Though the active option is voiced for studio use, it makes a useful alternative for live use where a warmer and less cutting sound is required. As you’d expect from the inclusion of active electronics, this mic costs a little more than most typical dynamic models but it is still very reasonably priced for the quality on offer."
Paul White about the MTP 940 CM:
"LEWITT say the mic is aimed at vocalists who want to recreate the sound of their studio mics on stage, but equally the MTP 940 CM can be used in the studio by those vocalists who only give of their best using a hand–held mic.

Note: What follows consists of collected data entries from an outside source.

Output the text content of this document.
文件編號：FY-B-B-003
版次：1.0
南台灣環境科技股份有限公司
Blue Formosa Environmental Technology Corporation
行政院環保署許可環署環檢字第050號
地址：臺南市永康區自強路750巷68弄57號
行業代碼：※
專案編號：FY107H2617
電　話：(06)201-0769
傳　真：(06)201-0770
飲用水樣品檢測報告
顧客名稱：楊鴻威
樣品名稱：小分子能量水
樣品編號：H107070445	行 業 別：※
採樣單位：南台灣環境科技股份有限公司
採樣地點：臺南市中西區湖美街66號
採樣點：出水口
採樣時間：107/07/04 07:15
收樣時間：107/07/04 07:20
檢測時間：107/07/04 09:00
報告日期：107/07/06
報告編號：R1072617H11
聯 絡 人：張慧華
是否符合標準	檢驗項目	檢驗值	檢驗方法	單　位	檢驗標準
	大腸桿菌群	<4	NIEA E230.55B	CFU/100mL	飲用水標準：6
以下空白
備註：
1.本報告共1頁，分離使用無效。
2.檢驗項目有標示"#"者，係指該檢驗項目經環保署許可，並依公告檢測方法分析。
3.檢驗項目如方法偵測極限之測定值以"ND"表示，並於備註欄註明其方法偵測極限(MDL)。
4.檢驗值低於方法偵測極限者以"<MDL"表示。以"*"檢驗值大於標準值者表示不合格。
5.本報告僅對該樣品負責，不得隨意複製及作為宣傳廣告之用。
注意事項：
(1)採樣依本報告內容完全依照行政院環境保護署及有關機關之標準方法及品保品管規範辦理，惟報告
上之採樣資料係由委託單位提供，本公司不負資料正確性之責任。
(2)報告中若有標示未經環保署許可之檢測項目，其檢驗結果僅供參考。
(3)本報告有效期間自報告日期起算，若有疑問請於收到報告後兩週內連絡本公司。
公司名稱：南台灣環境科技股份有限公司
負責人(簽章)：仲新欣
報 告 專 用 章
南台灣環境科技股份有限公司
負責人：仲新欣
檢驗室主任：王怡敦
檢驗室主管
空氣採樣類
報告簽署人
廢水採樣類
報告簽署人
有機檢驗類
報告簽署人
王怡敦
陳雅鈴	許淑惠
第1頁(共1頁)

Compared with the MTP 840 DM, the MTP 940 CM is a very ‘big’-sounding mic, with robust lows balanced by a detailed yet smooth high end. I tended to use the pattern switch in its standard cardioid position, but having wider and narrower pattern choices certainly makes it more versatile. As suggested by the manufacturers, the MTP 940 CM does indeed sound like a large–diaphragm capacitor studio mic, though even with the low–cut filter set at its highest position, I was still somewhat concerned that the lows might get the better of it if used very close to the mouth, so some extra LF roll–off on the desk might be required. In situations where it’s not used very close to the source, the tonal balance should be fine. This is a very classy–sounding mic and is probably best suited to non–rock situations; for example, where a piano–playing singer needs to create a warm, intimate atmosphere with a studio–like quality to the sound. When fighting it out with a loud band, the MTP 840 DM is probably more appropriate.
As LEWITT suggest, there’s no reason not to use the MTP 940 CM as a studio mic, either hand–held or standmounted, so if you need one mic that can meet both your live and studio vocal needs, the MTP 940 CM is certainly a contender."